Fearing demolition, fans push to make Norms a cultural monument

Fans of modern architecture want to make Norms on La Cienega Boulevard a historic and cultural monument

Fans of modern architecture, worried that another beloved 1950s building could be lost, are pushing to have the retro, angular structure that has long housed Norms restaurant on La Cienega Boulevard declared a historic and cultural monument.

They won an initial victory Thursday when a Los Angeles city commission unanimously voted to begin the process of considering the Googie-style restaurant as a monument -- a step that gives it temporary protection from the teardown that historians and architects had feared.

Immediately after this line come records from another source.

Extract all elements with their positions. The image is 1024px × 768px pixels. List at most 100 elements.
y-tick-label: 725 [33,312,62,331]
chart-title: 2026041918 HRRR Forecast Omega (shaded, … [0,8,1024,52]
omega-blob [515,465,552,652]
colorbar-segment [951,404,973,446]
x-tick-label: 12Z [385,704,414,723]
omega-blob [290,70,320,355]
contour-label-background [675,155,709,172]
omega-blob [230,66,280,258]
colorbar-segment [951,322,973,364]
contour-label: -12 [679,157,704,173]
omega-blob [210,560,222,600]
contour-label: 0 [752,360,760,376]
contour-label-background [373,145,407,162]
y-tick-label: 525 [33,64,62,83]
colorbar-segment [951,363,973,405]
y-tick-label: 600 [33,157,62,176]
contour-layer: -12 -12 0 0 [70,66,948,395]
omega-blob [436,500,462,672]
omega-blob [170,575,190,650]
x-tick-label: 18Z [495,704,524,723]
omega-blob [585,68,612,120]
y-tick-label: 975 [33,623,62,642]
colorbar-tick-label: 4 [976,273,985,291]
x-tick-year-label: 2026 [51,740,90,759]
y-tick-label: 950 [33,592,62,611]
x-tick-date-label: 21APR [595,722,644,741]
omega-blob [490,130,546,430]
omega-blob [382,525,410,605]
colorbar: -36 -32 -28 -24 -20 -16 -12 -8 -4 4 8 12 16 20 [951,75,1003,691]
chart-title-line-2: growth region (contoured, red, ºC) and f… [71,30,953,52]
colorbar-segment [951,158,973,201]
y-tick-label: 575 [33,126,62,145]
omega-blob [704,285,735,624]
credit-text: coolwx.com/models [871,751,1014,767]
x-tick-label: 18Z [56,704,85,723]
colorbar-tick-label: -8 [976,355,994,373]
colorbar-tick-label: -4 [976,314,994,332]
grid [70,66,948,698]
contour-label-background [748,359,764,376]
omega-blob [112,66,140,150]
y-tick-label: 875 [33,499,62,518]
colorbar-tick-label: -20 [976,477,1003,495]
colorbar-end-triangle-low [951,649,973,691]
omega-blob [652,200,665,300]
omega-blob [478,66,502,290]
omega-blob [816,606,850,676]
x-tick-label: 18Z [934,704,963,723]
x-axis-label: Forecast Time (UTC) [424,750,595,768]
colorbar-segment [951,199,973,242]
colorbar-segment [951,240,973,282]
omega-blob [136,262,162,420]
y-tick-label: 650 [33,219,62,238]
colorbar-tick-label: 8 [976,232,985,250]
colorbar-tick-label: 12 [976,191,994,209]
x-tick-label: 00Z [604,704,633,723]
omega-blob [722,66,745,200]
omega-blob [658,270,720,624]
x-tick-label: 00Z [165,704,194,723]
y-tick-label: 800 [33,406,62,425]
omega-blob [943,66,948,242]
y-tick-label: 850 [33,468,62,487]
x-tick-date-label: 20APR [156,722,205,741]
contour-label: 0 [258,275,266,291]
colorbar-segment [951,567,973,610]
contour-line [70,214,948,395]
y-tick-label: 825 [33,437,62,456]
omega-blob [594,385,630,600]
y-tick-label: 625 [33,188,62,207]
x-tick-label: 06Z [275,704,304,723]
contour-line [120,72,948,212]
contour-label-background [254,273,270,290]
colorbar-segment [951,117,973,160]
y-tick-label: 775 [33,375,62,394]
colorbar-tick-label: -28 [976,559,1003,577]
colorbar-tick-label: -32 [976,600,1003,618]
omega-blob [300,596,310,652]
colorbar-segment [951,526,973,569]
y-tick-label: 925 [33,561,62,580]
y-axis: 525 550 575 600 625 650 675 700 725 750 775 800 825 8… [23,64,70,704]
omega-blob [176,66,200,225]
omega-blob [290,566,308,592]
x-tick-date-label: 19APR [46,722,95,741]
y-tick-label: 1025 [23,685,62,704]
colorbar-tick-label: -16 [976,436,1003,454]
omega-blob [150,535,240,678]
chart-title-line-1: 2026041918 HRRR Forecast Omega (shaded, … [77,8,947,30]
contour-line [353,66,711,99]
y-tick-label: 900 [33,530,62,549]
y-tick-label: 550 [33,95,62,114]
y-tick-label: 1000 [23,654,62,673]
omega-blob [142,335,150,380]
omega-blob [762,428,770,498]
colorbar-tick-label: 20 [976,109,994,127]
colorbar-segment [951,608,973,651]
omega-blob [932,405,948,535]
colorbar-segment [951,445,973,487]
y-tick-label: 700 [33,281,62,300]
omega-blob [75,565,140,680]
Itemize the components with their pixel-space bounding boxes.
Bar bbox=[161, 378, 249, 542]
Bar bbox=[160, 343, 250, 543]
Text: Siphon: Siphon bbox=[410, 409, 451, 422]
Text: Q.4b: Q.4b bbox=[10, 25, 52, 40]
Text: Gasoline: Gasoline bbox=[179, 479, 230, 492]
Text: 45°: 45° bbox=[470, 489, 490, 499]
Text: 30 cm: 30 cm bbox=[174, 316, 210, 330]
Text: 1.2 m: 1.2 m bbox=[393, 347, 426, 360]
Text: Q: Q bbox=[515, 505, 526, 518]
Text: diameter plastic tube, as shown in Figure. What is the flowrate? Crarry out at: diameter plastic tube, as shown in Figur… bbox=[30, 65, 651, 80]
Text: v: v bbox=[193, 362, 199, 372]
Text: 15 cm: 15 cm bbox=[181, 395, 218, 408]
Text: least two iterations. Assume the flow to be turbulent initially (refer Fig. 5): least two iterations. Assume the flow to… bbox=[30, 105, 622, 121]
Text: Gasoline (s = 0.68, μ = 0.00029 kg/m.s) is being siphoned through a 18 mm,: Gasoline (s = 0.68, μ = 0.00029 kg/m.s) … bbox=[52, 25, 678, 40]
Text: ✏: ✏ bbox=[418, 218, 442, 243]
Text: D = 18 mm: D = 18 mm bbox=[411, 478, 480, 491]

The zigzagging lines of the 24-hour restaurant are a familiar sight on La Cienega south of Melrose, where it has remained open for more than half a century.

Less than two weeks ago, a new owner obtained a permit to demolish the building, setting off alarms among local preservationists. The Los Angeles Conservancy petitioned to make it a monument, pointing to “its pioneering Googie design” by modern architects Louis Armet and Eldon Davis.

It extolled the building as one of “the most exuberant and exaggerated Googie designs in the nation” -- a Southern California postwar style of outlandish shapes meant to grab attention from the road. Architect Alan Hess warned that at least two-thirds of the Googie buildings he listed in a 1985 book he wrote about Googie design have been destroyed.

The new owner of the Norms buliding tried to quell fears about its plans. At a Thursday hearing, an attorney representing the owner tried to reassure an anxious crowd of Googie fans that, despite the demolition permit, there were no current plans to tear down the restaurant.

Attorney DJ Moore said that the new owner, Norman Cienega Property Group, had just purchased the property in December and gotten a demolition permit “as a matter of course, because there was a thought that there would be redevelopment there at some point.”

The owner is "currently considering a variety of options for the property and has always recognized the importance of the architectural components of the building,” Moore said.

City staffers recommended that the Cultural Heritage Commission give the building a chance at being dubbed a monument, noting its custom neon signage and terrazzo floor. The commission voted unanimously Thursday to begin the process of considering it.

That step temporarily prevents the owner from carrying out the demolition permit, said Ken Bernstein, manager of the city’s historic resources office. If the city ultimately decides to make it a monument, the building would get some protection against alteration and demolition.

Times staff writer Matt Hamilton contributed to this report.